Chocolate fridge cake
This is such an easy cake to make that you'll probably end up making it more often than is really good for your waistline.
Dark chocolate, crunchy nuggets of biscuit, roasted nuts, ginger and fruit combine together to make an absolute favourite for the kids, or for the bigger kids in your life.
Dress it up with fresh whipped cream or crème fraîche for a speedy, but very presentable and moreish dessert.

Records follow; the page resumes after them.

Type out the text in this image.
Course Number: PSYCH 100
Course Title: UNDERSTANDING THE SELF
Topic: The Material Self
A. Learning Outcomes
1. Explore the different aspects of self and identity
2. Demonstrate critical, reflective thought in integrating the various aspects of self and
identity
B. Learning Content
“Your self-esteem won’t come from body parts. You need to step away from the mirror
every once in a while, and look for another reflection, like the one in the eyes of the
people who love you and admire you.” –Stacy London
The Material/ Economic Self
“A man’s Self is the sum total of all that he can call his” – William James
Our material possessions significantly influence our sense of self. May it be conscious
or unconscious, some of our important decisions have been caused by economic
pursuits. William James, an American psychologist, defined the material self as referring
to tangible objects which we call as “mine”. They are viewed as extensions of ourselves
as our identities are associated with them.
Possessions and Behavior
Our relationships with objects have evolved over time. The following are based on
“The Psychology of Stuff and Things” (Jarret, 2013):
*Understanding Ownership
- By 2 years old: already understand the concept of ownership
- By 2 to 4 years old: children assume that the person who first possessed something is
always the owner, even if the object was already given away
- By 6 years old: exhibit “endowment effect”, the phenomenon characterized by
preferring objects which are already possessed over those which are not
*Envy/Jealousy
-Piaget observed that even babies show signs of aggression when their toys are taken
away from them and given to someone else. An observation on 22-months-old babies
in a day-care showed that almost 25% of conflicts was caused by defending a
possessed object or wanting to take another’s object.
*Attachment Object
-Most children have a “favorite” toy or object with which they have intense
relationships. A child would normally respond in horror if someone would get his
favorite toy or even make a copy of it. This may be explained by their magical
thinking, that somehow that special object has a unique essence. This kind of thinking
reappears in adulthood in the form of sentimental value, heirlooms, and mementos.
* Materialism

|175||g||72% cocoa chocolate (dark)|
|100||g||wheat & gluten free biscuits, roughly crushed|
|75||g||roasted hazelnuts, roughly chopped|
|75||g||glacé cherries (regular or natural), quartered|
|25||g||stem ginger, finely chopped|
|Please note this recipe contains nuts|
|1.||Line a 1lb loaf tin with non-stick baking paper.|
|2.||To roast hazelnuts: preheat oven to 180°C, fan 160°C, 350°F, Gas 4. Spread the hazelnuts on a baking tray and roast for 8 minutes. Set a timer so that the hazelnuts don't get over roasted/burnt. When cooled roughly chop or loosely crush.|
|3.||Break the chocolate into small pieces and put into a bain marie or bowl over a saucepan of gently simmering water. Add the butter to the chocolate and melt. Mix to combine to a smooth consistency. Do not allow the base of the bowl to touch the hot water beneath or the chocolate will scorch.|
|4.||Remove the chocolate mix from the heat and stir in the rest of the ingredients. Mix well.|
|5.||Spoon the mixture into the prepared loaf tin and level off the top. Put the cake into the fridge to set.|
|6.||When set, and just before needing to serve, remove the chocolate fridge cake from the tin. The easiest way to cut it into slices is to put a sharp knife into very hot water for a few seconds to heat the blade. Quickly dry the blade then cut the first slice off the cake. Return the knife blade to the hot water and repeat until all the slices are cut.|
Any chocolate fridge cake left over should be stored in the fridge, but we're betting there won't be an issue with leftovers.